Una ráfaga de viento aulló en los alrededores, seguida de un extraño cacareo.
“Muere, muere…”, susurró la voz en los oídos de Lu Yun, débil y llena de resentimiento.
«¡Muéstrate!» Yuchi Tianhuang espetó, montando guardia junto a Lu Yun con una espada inmortal plateada.
Extraños aullidos subieron y bajaron con el espeluznante y persistente viento, pero ni Lu Yun ni Yuchi Tianhuang sintieron ninguna otra presencia aquí.
Whoosh!
Después de una ráfaga repentina, una enorme bola de sombra se precipitó hacia Lu Yun.
«¡Irse!» Hellfire ondeó con un movimiento de su brazo y se encontró con la sombra de frente, que gritó e hizo una rápida retirada.
Sin embargo, su fuego infernal no parecía haber tocado nada tangible.
«¿Fue eso… una ráfaga de viento?» La expresión de Lu Yun se tensó. Su Ojo Espectral había visto una bola de sombras, pero parecía que no era más que una ráfaga de viento.
“¿Fengbo? ¿Es esta la tumba de Fengbo? La realización cayó sobre él y su corazón se hundió. Fengbo, Yushi, Leigong. (1) “¡Él no ha vuelto a la vida todavía! La tumba del maestro celestial ha sido restaurada, ¡así que está buscando un chivo expiatorio!
«¿Pero es Fengbo, o los adivinos del viento bajo su mando?»
Si Fengbo también estuviera aquí, Lu Yun no tendría más remedio que correr. Fengbo podría rivalizar con Kui en el poder. Aunque todavía tenían que alcanzar el reino principal máximo, el mayor logro de la Era Primordial, eran físicamente tan poderosos como los inmortales del reino de ingreso, y su cultivo había alcanzado el reino inmortal del dao de origen máximo. (2)
Correr por su vida era la única opción si Fengbo quería a Lu Yun muerto.
Más importante aún, Fengbo no fue enterrado aquí solo. Bajo su mando había ciento ocho poderosos teólogos del viento. No estaban al nivel de Fengbo, pero aún poseían un poder inimaginable.
La sombra negra parecida al viento debe haber sido un viento divino, en lugar del mismo Fengbo. De lo contrario, Lu Yun no habría podido ahuyentarlo con su nivel de fuego infernal.
Whoosh whoosh whoosh!
Vientos aulladores azotaron con mayor poder a su alrededor. Los maullidos de muerte invasora revoloteaban entre el sombrío chubasco, infundiendo un terror escalofriante en cualquiera que los escuchara. Inquieto, Yuchi Tianhuang lanzó rayos de energía de espada afilada para proteger a Lu Yun, manteniendo una mirada cautelosa en su entorno.
De repente, se hizo el silencio.
Atrás quedaron las ráfagas incesantes y la sombra negra, y una figura débil emergió de las profundidades de la oscuridad.
Lu Yun podía ver claramente al hombre.
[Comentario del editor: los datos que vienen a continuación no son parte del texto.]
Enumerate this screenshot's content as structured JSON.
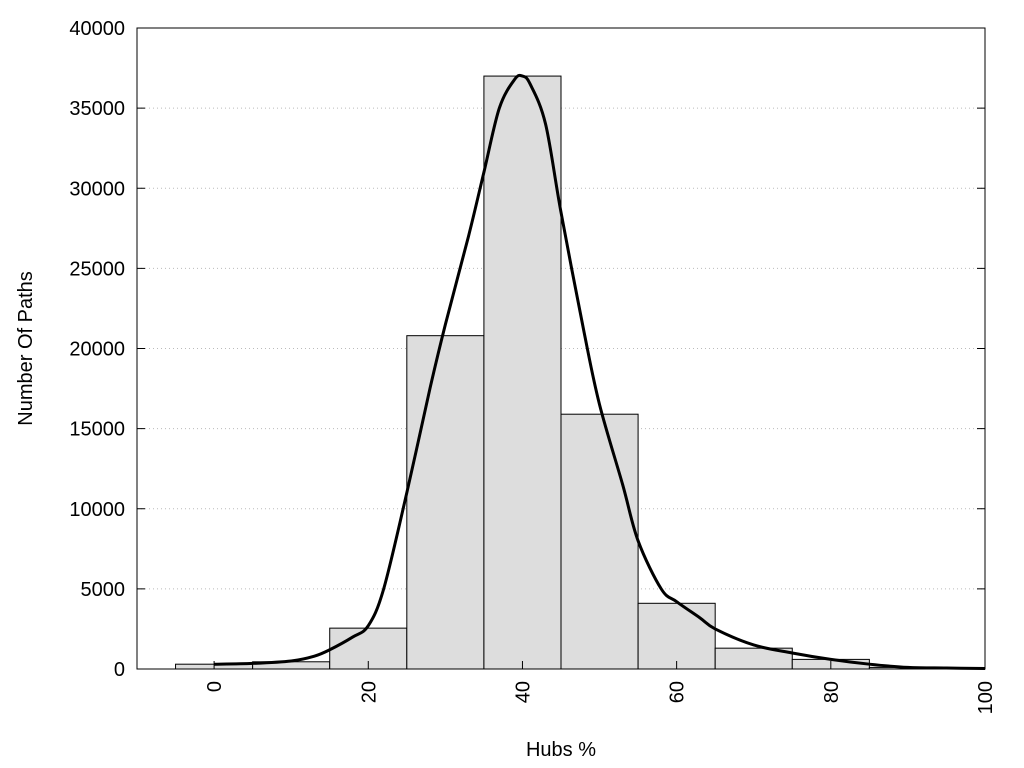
{
  "chart_data": {
    "type": "bar",
    "title": "",
    "xlabel": "Hubs %",
    "ylabel": "Number Of Paths",
    "xlim": [
      -10,
      100
    ],
    "ylim": [
      0,
      40000
    ],
    "xticks": [
      "0",
      "20",
      "40",
      "60",
      "80",
      "100"
    ],
    "yticks": [
      "0",
      "5000",
      "10000",
      "15000",
      "20000",
      "25000",
      "30000",
      "35000",
      "40000"
    ],
    "bar_width": 10,
    "bar_centers": [
      0,
      10,
      20,
      30,
      40,
      50,
      60,
      70,
      80,
      90
    ],
    "values": [
      300,
      450,
      2550,
      20800,
      37000,
      15900,
      4100,
      1300,
      600,
      100
    ],
    "curve": {
      "x": [
        0,
        5,
        10,
        13,
        15,
        18,
        20,
        22,
        25,
        28,
        30,
        33,
        35,
        37,
        39,
        40,
        41,
        43,
        45,
        48,
        50,
        53,
        55,
        58,
        60,
        63,
        65,
        70,
        75,
        80,
        85,
        90,
        95,
        100
      ],
      "y": [
        300,
        350,
        500,
        800,
        1200,
        2000,
        2700,
        5000,
        11000,
        17500,
        21500,
        27000,
        31000,
        35000,
        36800,
        37000,
        36500,
        34000,
        28500,
        21000,
        16500,
        11500,
        8000,
        5000,
        4200,
        3200,
        2500,
        1500,
        1000,
        600,
        300,
        100,
        60,
        30
      ]
    },
    "bar_color": "#dddddd",
    "grid": "horizontal dotted",
    "legend": "none"
  }
}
Alto y delgado, su cabello cian bailaba en los poderosos vientos. Su piel era clara, sus facciones hermosas y unas pupilas cian tenues brillaban en sus ojos. El hombre era la encarnación de la perfección.
Pero Lu Yun sabía que no estaba vivo. ¡Era un cadáver divino!
“Fengbo,” dijo, sus ojos fijos en el hombre que se acercaba. ¡Fengbo de la Era Primordial!
“¿Fengbo? ¿Tío Feng? Los ojos de Yuchi Tianhuang se abrieron de par en par mientras miraba boquiabierto al divino cadáver.
1. Conde del Viento, Maestro de la Lluvia, Dios del Trueno.